Cuore pulsante di Marsiglia e di molte delle vicende della trilogia sono poi il Vieux Port e le zone limitrofe. Qui si può osservare l’andirivieni delle imbarcazioni sorseggiando una birra sulla terrazza de “La Samaritaine” o gustando un piatto di calamari fritti e melanzane gratinate innaffiati da un vino rosè al “Bar de la Marine”. Poco lontano i vicoli tortuosi del Panier, dove Montale viene accolto al “Treize coins” di Ange, in rue Sainte Françoise, con un bicchiere di mauresque (pastis e sciroppo d’orzata) e un piatto di verdure ripiene o di trigliette in salsa bohemienne. È questo uno dei suoi rifugi quando ha bisogno di farsi invadere dai sapori “per negare la morte”, riparo offerto anche dal non lontano “Chez Felix”, in rue Caisserie, dove l’investigatore affoga l’inquietudine nei bicchierini di pastis, nel cognac e nella straordinaria armonia della zuppa di mare, della fricassea, delle sardine marinate e della pasta con le vongole. E non manca lo spazio per la cucina italiana di Mario, in place Thiars: mozzarella, acciughe, capperi, pomodori, olive nere e un cremoso tiramisù.

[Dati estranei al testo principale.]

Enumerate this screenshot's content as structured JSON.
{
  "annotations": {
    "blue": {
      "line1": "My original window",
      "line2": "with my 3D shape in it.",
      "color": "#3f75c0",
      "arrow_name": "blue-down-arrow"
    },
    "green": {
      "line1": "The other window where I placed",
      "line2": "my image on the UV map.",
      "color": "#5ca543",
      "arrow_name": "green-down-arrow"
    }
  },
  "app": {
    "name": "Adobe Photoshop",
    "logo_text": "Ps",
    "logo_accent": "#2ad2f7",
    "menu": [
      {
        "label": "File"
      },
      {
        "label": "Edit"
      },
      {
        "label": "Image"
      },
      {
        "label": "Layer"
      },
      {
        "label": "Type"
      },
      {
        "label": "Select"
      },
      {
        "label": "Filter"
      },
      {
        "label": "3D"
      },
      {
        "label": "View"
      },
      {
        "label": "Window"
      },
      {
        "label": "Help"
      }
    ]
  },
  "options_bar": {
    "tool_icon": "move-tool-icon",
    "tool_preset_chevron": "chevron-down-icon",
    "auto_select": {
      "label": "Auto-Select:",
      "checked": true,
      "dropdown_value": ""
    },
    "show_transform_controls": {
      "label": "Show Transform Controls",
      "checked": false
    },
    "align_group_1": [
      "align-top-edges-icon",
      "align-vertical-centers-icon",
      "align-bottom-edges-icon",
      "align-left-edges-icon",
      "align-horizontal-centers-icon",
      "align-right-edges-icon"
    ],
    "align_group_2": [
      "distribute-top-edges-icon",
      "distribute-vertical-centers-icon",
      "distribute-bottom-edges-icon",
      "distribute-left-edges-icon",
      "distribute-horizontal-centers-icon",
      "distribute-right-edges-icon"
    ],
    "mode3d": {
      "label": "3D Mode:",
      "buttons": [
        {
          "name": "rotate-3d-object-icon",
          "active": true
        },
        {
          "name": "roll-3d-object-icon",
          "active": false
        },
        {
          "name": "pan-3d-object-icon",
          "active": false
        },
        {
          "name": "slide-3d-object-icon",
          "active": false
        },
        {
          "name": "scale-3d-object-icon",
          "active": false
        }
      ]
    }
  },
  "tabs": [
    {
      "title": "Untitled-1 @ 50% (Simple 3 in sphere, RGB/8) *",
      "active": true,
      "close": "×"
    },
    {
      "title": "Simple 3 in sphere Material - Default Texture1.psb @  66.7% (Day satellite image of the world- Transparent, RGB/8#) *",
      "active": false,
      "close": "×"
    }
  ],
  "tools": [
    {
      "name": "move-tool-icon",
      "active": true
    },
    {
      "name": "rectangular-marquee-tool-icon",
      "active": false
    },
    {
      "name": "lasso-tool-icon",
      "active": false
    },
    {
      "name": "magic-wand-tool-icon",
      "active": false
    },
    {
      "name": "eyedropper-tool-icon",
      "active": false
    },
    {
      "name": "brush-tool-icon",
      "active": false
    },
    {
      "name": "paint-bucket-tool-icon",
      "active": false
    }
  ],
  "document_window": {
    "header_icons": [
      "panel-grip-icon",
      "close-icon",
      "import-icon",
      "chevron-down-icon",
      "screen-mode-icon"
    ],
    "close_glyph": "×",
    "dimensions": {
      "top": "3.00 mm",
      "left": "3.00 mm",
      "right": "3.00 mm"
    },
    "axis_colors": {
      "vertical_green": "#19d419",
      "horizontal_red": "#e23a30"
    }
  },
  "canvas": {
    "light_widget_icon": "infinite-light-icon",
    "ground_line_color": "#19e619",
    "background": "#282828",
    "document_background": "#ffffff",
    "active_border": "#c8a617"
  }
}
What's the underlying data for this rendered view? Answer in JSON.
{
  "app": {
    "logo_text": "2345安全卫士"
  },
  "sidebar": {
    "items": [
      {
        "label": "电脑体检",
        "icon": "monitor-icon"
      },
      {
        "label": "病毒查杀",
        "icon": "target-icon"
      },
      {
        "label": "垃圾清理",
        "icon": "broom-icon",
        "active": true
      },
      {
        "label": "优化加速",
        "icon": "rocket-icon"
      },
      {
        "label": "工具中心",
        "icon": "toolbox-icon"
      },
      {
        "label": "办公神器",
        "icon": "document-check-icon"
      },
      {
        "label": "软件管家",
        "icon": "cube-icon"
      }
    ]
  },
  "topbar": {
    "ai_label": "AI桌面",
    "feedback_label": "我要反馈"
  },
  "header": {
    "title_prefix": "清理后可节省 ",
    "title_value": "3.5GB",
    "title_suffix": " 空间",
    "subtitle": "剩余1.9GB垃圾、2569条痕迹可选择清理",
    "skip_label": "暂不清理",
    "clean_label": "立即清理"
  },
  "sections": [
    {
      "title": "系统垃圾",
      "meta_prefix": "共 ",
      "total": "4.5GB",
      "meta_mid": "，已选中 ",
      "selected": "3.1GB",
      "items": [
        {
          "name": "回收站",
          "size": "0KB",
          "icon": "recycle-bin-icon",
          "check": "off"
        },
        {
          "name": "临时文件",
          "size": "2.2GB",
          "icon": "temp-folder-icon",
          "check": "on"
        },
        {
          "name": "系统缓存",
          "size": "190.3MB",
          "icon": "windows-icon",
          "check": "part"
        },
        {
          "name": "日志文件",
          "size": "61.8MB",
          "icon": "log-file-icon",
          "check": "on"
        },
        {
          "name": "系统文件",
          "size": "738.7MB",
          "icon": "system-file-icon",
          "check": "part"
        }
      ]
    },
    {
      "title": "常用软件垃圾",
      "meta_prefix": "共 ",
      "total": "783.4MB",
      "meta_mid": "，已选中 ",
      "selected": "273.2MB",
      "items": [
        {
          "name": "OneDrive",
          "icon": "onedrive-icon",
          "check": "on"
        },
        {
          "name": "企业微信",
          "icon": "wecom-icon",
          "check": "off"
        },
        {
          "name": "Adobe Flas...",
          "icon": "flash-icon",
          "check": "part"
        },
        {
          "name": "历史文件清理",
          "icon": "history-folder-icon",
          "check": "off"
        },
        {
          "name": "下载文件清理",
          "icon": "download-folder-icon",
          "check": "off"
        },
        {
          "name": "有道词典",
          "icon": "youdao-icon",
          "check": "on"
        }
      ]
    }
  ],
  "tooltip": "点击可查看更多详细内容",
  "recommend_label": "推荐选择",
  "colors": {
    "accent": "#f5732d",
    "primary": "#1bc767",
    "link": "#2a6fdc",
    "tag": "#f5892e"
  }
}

Ma c’è ancora un ultimo posto dove Montale cerca di sfuggire “alla schifezza del mondo” con un’uscita in barca in solitaria o attraverso i piaceri del palato. Il porticciolo di Les Goudes, poco fuori dalla città, protetto da colline brulle e collocato a sud-est dell’agglomerato urbano, poco prima de Le Calanques, venti chilometri di spettacolare massiccio di roccia calcarea a strapiombo sul mare. Qui si trova la casa di Fabio, che tradisce per un attimo il Mare Nostrum anestetizzando il dolore con il profumo torbato dei whisky scozzesi Oban e Lagavulin. Ma il Mediterraneo torna prepotentemente protagonista nelle scelte in cucina, sia quando è lo stesso Montale a cucinare sfornando orate alla griglia o spigole farcite con finocchio e olio d’oliva, ma soprattutto nei piatti di Honorine, l’energica settantenne che lo ha praticamente “adottato”. Dalla semplicità di croque monsieur (tipico sandwich francese grigliato con prosciutto e formaggio) e focacce, ai più elaborati stufati, frittelle di puré di ceci e pasta al pesto fino alla settimana di lavoro necessaria per preparare al meglio la bottarga. Sono queste delizie culinarie, innaffiate da una bottiglia di Cassis, a concedere all’investigatore una tregua dallo stress delle indagini. Volete cimentarvi anche voi? Provate con i “peperoni alla rumena”, la cui ricetta è raccontata in Casino Totale, ripieni di riso, salsiccia, carne di manzo e salsa di pomodoro, e insaporiti da timo, alloro e santoreggia.